As value moves up the chain, the leadership model must evolve. The advisory industry is shifting from product to advice, from authority to empowerment, and from credibility to institutional trust.

Asset managers are navigating the same transition. At New York Life Investment Management, we have seen that being a true partner to advisors means expanding beyond investment solutions to deliver differentiated global market insights and practical resources that help advisory firms strengthen leadership and navigate change. 

Three leadership shifts stand out.

1. Advice now outweighs product, and that changes who leads.

Clients are no longer just asking what to invest in. They are asking how their portfolios connect to life goals and long-term plans, often requiring coordination across tax, estate, and generational planning.

No single advisor can credibly deliver all of that alone.

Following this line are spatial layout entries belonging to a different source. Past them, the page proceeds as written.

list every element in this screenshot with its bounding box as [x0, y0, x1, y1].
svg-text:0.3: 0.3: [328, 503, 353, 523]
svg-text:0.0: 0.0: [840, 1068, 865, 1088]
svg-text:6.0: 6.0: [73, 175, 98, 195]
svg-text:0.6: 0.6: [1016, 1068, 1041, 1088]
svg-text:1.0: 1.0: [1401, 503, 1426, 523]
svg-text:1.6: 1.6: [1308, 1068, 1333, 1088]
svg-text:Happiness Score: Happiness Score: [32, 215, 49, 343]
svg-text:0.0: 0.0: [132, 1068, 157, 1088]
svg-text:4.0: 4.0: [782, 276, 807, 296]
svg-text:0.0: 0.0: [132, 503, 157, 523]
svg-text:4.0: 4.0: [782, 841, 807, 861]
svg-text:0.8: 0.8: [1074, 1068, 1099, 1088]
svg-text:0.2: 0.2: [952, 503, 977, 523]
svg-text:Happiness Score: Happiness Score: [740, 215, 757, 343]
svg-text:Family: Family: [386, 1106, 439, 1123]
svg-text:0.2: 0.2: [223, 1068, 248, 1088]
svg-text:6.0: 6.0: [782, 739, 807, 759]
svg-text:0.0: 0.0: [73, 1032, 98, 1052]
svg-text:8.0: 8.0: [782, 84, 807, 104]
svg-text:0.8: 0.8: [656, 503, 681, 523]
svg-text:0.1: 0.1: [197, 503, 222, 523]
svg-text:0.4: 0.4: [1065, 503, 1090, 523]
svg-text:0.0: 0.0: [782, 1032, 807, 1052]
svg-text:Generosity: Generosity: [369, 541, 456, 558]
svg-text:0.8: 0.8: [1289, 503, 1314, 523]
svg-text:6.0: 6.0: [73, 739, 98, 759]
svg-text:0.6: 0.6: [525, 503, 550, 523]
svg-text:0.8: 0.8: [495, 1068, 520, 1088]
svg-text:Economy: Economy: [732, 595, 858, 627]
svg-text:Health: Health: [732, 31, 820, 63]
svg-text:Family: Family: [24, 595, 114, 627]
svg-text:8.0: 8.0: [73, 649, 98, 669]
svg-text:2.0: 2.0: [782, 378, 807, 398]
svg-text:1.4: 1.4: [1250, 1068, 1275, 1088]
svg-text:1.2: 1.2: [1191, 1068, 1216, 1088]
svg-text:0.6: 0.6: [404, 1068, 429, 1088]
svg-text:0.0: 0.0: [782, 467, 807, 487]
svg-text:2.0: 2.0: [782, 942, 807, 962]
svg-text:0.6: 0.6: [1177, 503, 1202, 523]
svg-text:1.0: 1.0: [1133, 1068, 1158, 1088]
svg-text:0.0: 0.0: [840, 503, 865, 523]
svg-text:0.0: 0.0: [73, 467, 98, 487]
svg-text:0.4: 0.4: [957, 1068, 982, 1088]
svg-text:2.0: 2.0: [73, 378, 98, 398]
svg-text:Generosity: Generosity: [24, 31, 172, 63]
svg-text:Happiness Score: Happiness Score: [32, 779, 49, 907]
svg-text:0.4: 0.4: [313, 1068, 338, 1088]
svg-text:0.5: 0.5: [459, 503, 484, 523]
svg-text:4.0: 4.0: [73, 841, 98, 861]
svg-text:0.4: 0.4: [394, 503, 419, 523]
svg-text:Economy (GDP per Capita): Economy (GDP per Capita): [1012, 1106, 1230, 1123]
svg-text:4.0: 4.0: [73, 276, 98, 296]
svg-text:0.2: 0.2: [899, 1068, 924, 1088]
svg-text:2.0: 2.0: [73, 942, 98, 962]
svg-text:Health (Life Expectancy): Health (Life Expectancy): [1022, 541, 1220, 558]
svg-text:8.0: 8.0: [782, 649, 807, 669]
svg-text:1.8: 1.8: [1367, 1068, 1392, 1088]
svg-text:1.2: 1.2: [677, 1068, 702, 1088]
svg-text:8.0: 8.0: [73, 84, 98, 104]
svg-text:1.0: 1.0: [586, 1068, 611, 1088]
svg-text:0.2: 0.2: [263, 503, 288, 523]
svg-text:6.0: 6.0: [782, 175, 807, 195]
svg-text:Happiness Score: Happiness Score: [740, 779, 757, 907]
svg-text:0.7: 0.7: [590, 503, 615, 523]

The most effective leaders understand this. They focus less on being the expert in every meeting and more on building the brand from the inside out. They cultivate talent and expand responsibility for growth across the firm rather than concentrating it in a single rainmaker. That often means rotating client meeting leadership, sharing relationship ownership, and making succession visible long before it becomes urgent.

In an advice-driven world, it takes a village.

2. Information is abundant, judgement is scarce.

Technology has reshaped client expectations. Data is instant, analysis is increasingly automated, and insights are easier to generate than ever before. This does not diminish the advisor’s role; it clarifies it.

When information is abundant, interpretation becomes more valuable. Technology should amplify human touchpoints, not replace them. The advisors who thrive will use data to deepen conversations and show up consistently during moments of uncertainty.

That same shift applies inside firms. Leadership is less about having every answer and more about helping others think critically, guiding rather than controlling and allowing room for growth.

Authority alone no longer defines leadership. Authenticity does.

3. Brand is culture in action.

Brand is not a logo, a website, or a positioning statement. It is the lived expression of how a firm operates and how consistently it delivers on its value proposition.

Do clients experience coordination across the team or silos? Is succession visible and intentional? Is the experience consistent regardless of who is in the room?

Brand is built in those operational moments, it is the alignment between what you say and what clients experience, consistently over time. It shows up in who calls during volatility (and there’s been no shortage of market and geopolitical volatility the past few years), how seamlessly clients are handed from one advisor to another, and whether your value proposition can be clearly articulated across the team.

When growth depends on a single rainmaker, the brand is fragile. When leadership and accountability are shared, the brand becomes durable. Institutional trust is earned through consistent behavior over time.

What does this mean for advisory leaders today?

It means recognizing that access and performance are no longer your edge. These are table stakes. Judgment, clarity, and follow-through are the differentiators. It means being intentional about how leadership is shared, how talent is cultivated, and how your firm (and you) shows up in moments that matter.

It also means being clear about what you offer and why clients should trust you. In an environment of abundant choice and constant noise, focus is a competitive advantage.

From product to advice.

From rainmakers to teams.

From authority to authenticity.

The advisors – and firms – best positioned for what comes next will be those whose leadership model and brand are aligned, collaborative, disciplined, and built to endure.